Yo, que soy más bien hombre de montaña, enamorado de la sierra de Guadarrama como saben mis lectores, he sido cautivado, en esta si quieren mi segunda juventud, por el mar y por la playa. Por el mar y por las playas de Santander. Y, en asombrosa metamorfosis, he dejado de experimentar el frío que me atenazaba cuando me introducía en el mar, aunque fuera en las más cálidas playas de Levante, del Sur o del Archipiélago Balear. En las Canarias nunca tuve ocasión de bañarme.
Paseo con mi mujer, santanderina de nacimiento y de pasión, por la amplísima orilla de las playas del Sardinero. Hay espacio sobrado para la nutrida procesión de paseantes que van hacia el muro bajo el Hotel Chiqui, o vuelven. Bañistas de todas las edades, solos, en parejas o en pequeños grupos. Pienso que los bronceados son los nativos, pues no creo que las vacaciones, aunque sean de un mes, den lugar a los foráneos a adquirir ese envidiable tostado. El masaje natural de la arena húmeda en las plantas de los pies al caminar activa la circulación.

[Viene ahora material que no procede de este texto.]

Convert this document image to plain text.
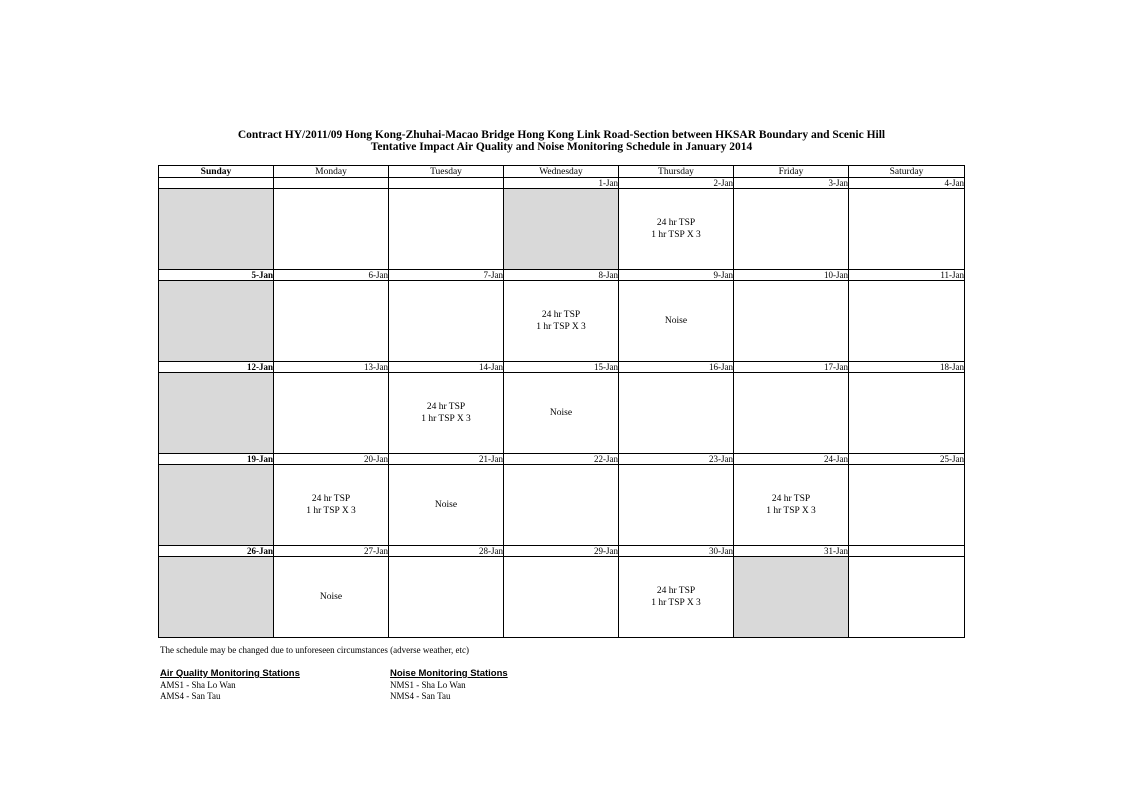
Contract HY/2011/09 Hong Kong-Zhuhai-Macao Bridge Hong Kong Link Road-Section between HKSAR Boundary and Scenic Hill
Tentative Impact Air Quality and Noise Monitoring Schedule in January 2014
Sunday	Monday	Tuesday	Wednesday	Thursday	Friday	Saturday
			1-Jan	2-Jan	3-Jan	4-Jan

				24 hr TSP
1 hr TSP X 3		

5-Jan	6-Jan	7-Jan	8-Jan	9-Jan	10-Jan	11-Jan

			24 hr TSP
1 hr TSP X 3	Noise		

12-Jan	13-Jan	14-Jan	15-Jan	16-Jan	17-Jan	18-Jan

		24 hr TSP
1 hr TSP X 3	Noise			

19-Jan	20-Jan	21-Jan	22-Jan	23-Jan	24-Jan	25-Jan

	24 hr TSP
1 hr TSP X 3	Noise			24 hr TSP
1 hr TSP X 3	

26-Jan	27-Jan	28-Jan	29-Jan	30-Jan	31-Jan	

	Noise			24 hr TSP
1 hr TSP X 3		

The schedule may be changed due to unforeseen circumstances (adverse weather, etc)
Air Quality Monitoring Stations
AMS1 - Sha Lo Wan
AMS4 - San Tau
Noise Monitoring Stations
NMS1 - Sha Lo Wan
NMS4 - San Tau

Tamarindos y plátanos de sombra bordean por tierra las playas del Sardinero. Pero mi mirada se extasía sobre todo en el anchuroso mar. Al fondo, en la línea del horizonte, suelen verse algunos cargueros, que supongo fondeados, pues no se mueven.
El mar que me llama. Y entro, como digo sin sentir frío, en su seno, que unos días rompe en olas espumosas, y otros se balancea en vaivén más o menos pronunciado, que me abraza y penetra de agua, sal y yodo.
Salgo vibrando de la energía que estos elementos que la naturaleza pródiga nos regala; el mar, la arena y la luz del sol.
Aunque también llueve y hay días nublados en Santander, como en todo el norte peninsular. Pero en la capital, en un mismo día, puede lucir el sol, nublarse y caer un chaparrón o una llovizna.
Dicen cronistas que la lluvia y los montes que separan la verde cornisa cantábrica de la árida meseta protegen a estas costas y playas de un turismo masivo e invasor. Ese turismo al que han declarado la guerra mentecatos populistas, que no obstante se benefician de la mejora que a la economía española aportan los visitantes foráneos.
Sin alejarnos de las playas y de la Bahía de esta “novia del mar” a la que cantara Jorge Sepúlveda, disfrutamos de los paseos que desde el Centro Botín, novísimo edificio obra del arquitecto italiano Renzo Piano, nos llevan por la Avenida de la Reina Victoria hasta los jardines de Piquío.
Cuenta un chiste que un donostiarra, en esta cuidada “promenade” que nada tiene que envidiar a la de los Ingleses de Cannes, lloraba pesaroso.
–¿Por qué llora usted?
–Porque en San Sebastián no tenemos un paseo tan hermoso.

He vuelto a mi niñez, en las fotos grises del álbum familiar. Mis dos hermanos mayores y yo, con traje marinero, aparecemos junto a mis padres, también vestidos, en una playa, quizá la de Suances o la de Comillas. Porque las playas de Cantabria eran una de las salidas al mar preferidas de lo que entonces, en una división acaso no más artificial que las actuales Comunidades Autónomas, constituía Castilla la Vieja: Santander, Burgos, Logroño, Soria, Segovia, Ávila, Valladolid y Palencia.